Une campagne d’influence régionale
Depuis plusieurs semaines, le ministère congolais des Affaires étrangères déploie une véritable diplomatie itinérante à travers l’arc de l’Afrique australe. Sous l’impulsion du président Denis Sassou Nguesso, le chef de la diplomatie, Jean-Claude Gakosso, inscrit chaque étape dans une trajectoire ascendante : Maputo, Gaborone, puis Port-Louis avant un relais attendu en Afrique de l’Ouest et dans la Corne. Cette démarche, qu’un diplomate qualifie de « campagne d’influence raisonnée », vise à consolider les soutiens indispensables au sein du Conseil exécutif de l’Unesco, où se jouera l’élection du prochain directeur général.
Le pari Firmin Édouard Matoko
Technocrate reconnu dans l’architecture onusienne, ancien sous-directeur général de l’Unesco, Firmin Édouard Matoko incarne, pour Brazzaville, une candidature de consensus africain. Ses années d’expérience au siège parisien, sa maîtrise des dossiers éducatifs et son réseau francophone constituent des atouts décisifs. « Son profil rassure les bailleurs tout en galvanisant les pays émergents », souligne un chercheur de l’Institut panafricain de gouvernance. Matoko défend une Unesco qui « parle avec l’Afrique et non seulement de l’Afrique », message qui trouve un écho particulier dans les capitales anglophones et lusophones du Sud.
Mozambique et Botswana, des relais stratégiques
La séquence mozambicaine, ouverte le 23 juillet à Maputo, a permis à la délégation congolaise de sonder la position d’un pays dont la voix est convoitée par plusieurs prétendants. Le Mozambique, engagé dans des réformes éducatives et linguistiques d’ampleur, voit dans le programme de Matoko une promesse de partenariats ciblés. Le lendemain, à Gaborone, la délégation a bénéficié d’une écoute attentive des autorités botswanaises, volontiers pragmatiques lorsqu’il s’agit de projets à forte valeur ajoutée pour la jeunesse et l’innovation scientifique. Les échanges, qualifiés de « constructifs » par un haut fonctionnaire botswanais, ont porté sur la consolidation du réseau panafricain de l’Unesco, bâti depuis la conférence de 2014 sur les transitions des jeunes.

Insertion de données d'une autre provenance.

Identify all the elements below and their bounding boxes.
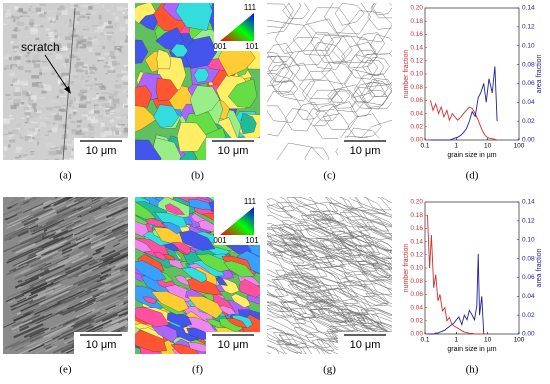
y-tick-label: 0.10 — [410, 265, 423, 272]
y2-tick-label: 0.12 — [522, 218, 535, 225]
x-tick-label: 0.1 — [420, 143, 429, 150]
y2-tick-label: 0.02 — [522, 118, 535, 125]
x-tick-label: 10 — [484, 337, 492, 344]
y-tick-label: 0.20 — [410, 199, 423, 206]
series-line — [430, 66, 498, 141]
y-tick-label: 0.00 — [410, 137, 423, 144]
x-tick-label: 10 — [484, 143, 492, 150]
ipf-label: 001 — [213, 236, 227, 245]
caption: (g) — [323, 364, 336, 376]
scale-bar-bg — [338, 332, 392, 354]
x-tick-label: 0.1 — [420, 337, 429, 344]
series-line — [427, 215, 484, 335]
y2-tick-label: 0.04 — [522, 293, 535, 300]
y-tick-label: 0.18 — [410, 18, 423, 25]
y2-tick-label: 0.10 — [522, 236, 535, 243]
y2-tick-label: 0.04 — [522, 99, 535, 106]
x-tick-label: 100 — [514, 337, 525, 344]
micrograph — [267, 3, 392, 160]
scale-bar-label: 10 μm — [218, 145, 249, 157]
y-tick-label: 0.16 — [410, 225, 423, 232]
y-tick-label: 0.16 — [410, 31, 423, 38]
scale-bar-label: 10 μm — [350, 339, 381, 351]
micrograph — [3, 197, 128, 354]
y-tick-label: 0.10 — [410, 71, 423, 78]
y-tick-label: 0.02 — [410, 318, 423, 325]
caption: (a) — [59, 170, 72, 182]
scale-bar-bg — [338, 138, 392, 160]
y-tick-label: 0.02 — [410, 124, 423, 131]
y2-tick-label: 0.14 — [522, 5, 535, 12]
ipf-label: 101 — [245, 42, 259, 51]
y-tick-label: 0.14 — [410, 238, 423, 245]
y2-tick-label: 0.00 — [522, 331, 535, 338]
scale-bar-bg — [74, 332, 128, 354]
x-axis-label: grain size in µm — [447, 152, 496, 159]
y-tick-label: 0.18 — [410, 212, 423, 219]
series-line — [430, 100, 498, 141]
y-tick-label: 0.20 — [410, 5, 423, 12]
y-tick-label: 0.04 — [410, 110, 423, 117]
scale-bar-label: 10 μm — [218, 339, 249, 351]
caption: (b) — [191, 170, 204, 182]
ipf-key — [220, 207, 254, 235]
caption: (h) — [466, 364, 479, 376]
y-tick-label: 0.14 — [410, 44, 423, 51]
micrograph — [3, 3, 128, 160]
ipf-key — [220, 13, 254, 41]
scale-bar-bg — [206, 138, 260, 160]
ipf-label: 111 — [244, 197, 257, 206]
y2-axis-label: area fraction — [536, 248, 543, 287]
y2-tick-label: 0.14 — [522, 199, 535, 206]
annotation: scratch — [21, 40, 60, 54]
annotation-arrow — [44, 54, 70, 92]
scale-bar-bg — [74, 138, 128, 160]
caption: (f) — [192, 364, 203, 376]
ipf-label: 001 — [213, 42, 227, 51]
scale-bar-label: 10 μm — [350, 145, 381, 157]
y-axis-label: number fraction — [403, 244, 410, 293]
scale-bar-bg — [206, 332, 260, 354]
y2-tick-label: 0.06 — [522, 80, 535, 87]
y-tick-label: 0.04 — [410, 304, 423, 311]
y-tick-label: 0.12 — [410, 252, 423, 259]
caption: (e) — [59, 364, 72, 376]
x-tick-label: 100 — [514, 143, 525, 150]
caption: (d) — [466, 170, 479, 182]
caption: (c) — [323, 170, 336, 182]
y-tick-label: 0.00 — [410, 331, 423, 338]
y-tick-label: 0.06 — [410, 97, 423, 104]
y-tick-label: 0.08 — [410, 278, 423, 285]
ipf-label: 101 — [245, 236, 259, 245]
y-tick-label: 0.12 — [410, 58, 423, 65]
y-axis-label: number fraction — [403, 50, 410, 99]
y2-tick-label: 0.02 — [522, 312, 535, 319]
plot-frame — [424, 7, 520, 141]
y2-tick-label: 0.12 — [522, 24, 535, 31]
y-tick-label: 0.08 — [410, 84, 423, 91]
micrograph — [267, 197, 392, 354]
y2-tick-label: 0.06 — [522, 274, 535, 281]
scale-bar-label: 10 μm — [86, 145, 117, 157]
ipf-label: 111 — [244, 3, 257, 12]
y2-tick-label: 0.10 — [522, 42, 535, 49]
scale-bar-label: 10 μm — [86, 339, 117, 351]
series-line — [427, 253, 485, 335]
y2-tick-label: 0.08 — [522, 255, 535, 262]
y2-axis-label: area fraction — [536, 54, 543, 93]
x-tick-label: 1 — [455, 143, 459, 150]
x-axis-label: grain size in µm — [447, 346, 496, 353]
y2-tick-label: 0.00 — [522, 137, 535, 144]
y-tick-label: 0.06 — [410, 291, 423, 298]
x-tick-label: 1 — [455, 337, 459, 344]
y2-tick-label: 0.08 — [522, 61, 535, 68]
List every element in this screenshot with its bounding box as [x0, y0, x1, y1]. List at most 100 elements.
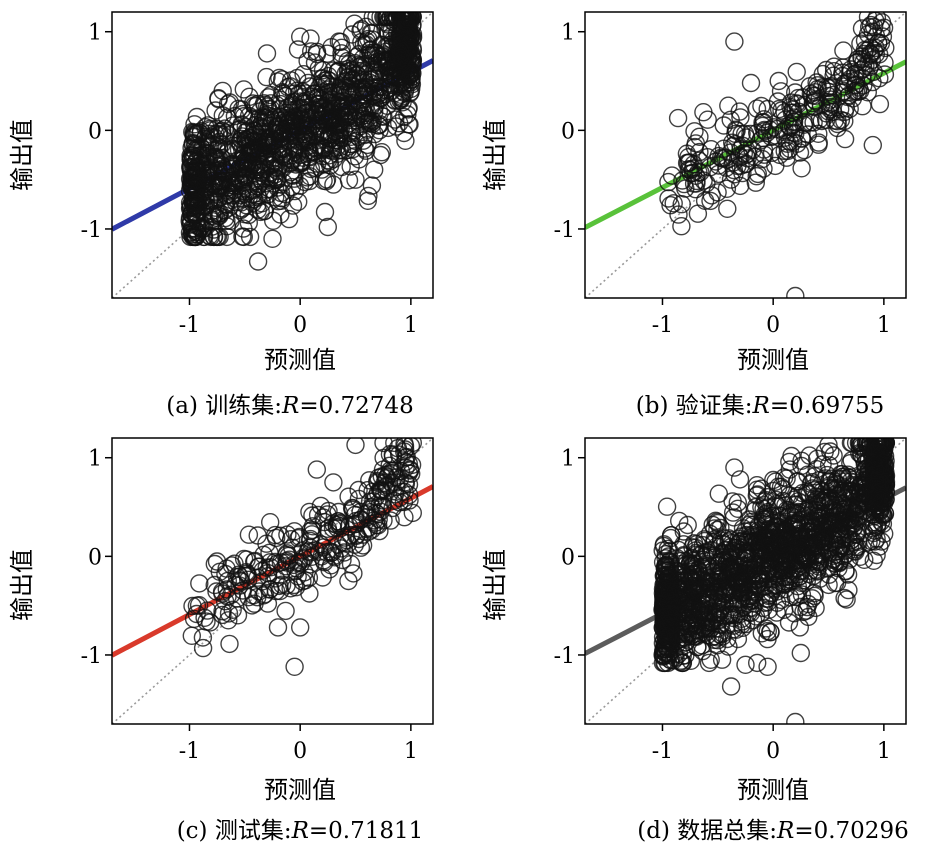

Mémoire des luttes, ciment diplomatique
Au-delà du lobbying institutionnel, Brazzaville mise sur la mémoire partagée pour tisser une complicité politique durable. À Maputo, Jean-Claude Gakosso s’est recueilli devant le mausolée de Samora Machel, figure tutélaire des indépendances lusophones. Le symbole n’est pas fortuit : il rappelle l’alignement historique du Congo sur les combats anticolonialistes et ancre la candidature de Matoko dans une continuité militante. Cette mise en scène de la mémoire collective nourrit un récit diplomatique où l’Unesco est présentée comme « gardienne des héritages africains ». Dans son projet, le candidat s’engage ainsi à revitaliser l’Histoire générale de l’Afrique, chantier phare de l’organisation, afin de restituer aux peuples leurs narrations, de Luanda à Maputo.
Vers une diplomatie éducative panafricaine
L’offensive congolaise s’inscrit dans un contexte de recomposition de l’agenda international de l’éducation. La pandémie a mis à nu les fragilités des systèmes scolaires, tandis que la transition numérique réinvente l’accès au savoir. Matoko plaide pour un pacte éducatif panafricain articulé autour de la formation aux sciences, des langues nationales et de la valorisation des patrimoines immatériels. Pour Brazzaville, cet axe éducatif renforce la crédibilité d’une diplomatie traditionnellement portée sur la paix et la médiation. « Unesco, agriculture de l’esprit, sécurité des idées », résume un conseiller présidentiel, réaffirmant le choix d’investir le champ culturel comme vecteur de stabilité.
Prochaines étapes et convergences politiques
Après l’étape mauricienne, le Premier ministre Anatole Collinet Makosso prendra le relais à Libreville, Abidjan, Abuja, Ouagadougou, Monrovia puis Djibouti. Cette montée en puissance du niveau de représentation traduit l’importance stratégique de la phase finale, où les capitales francophones et anglophones joueront un rôle d’arbitres. D’ores et déjà, plusieurs chancelleries saluent la constance du Congo-Brazzaville, jugée « respectueuse des équilibres régionaux ». Si l’élection demeure ouverte, l’agilité affichée par Brazzaville illustre une pratique diplomatique qui conjugue conviction, mémoire et pragmatisme, tout en consolidant le positionnement du pays comme interlocuteur apprécié des organisations multilatérales.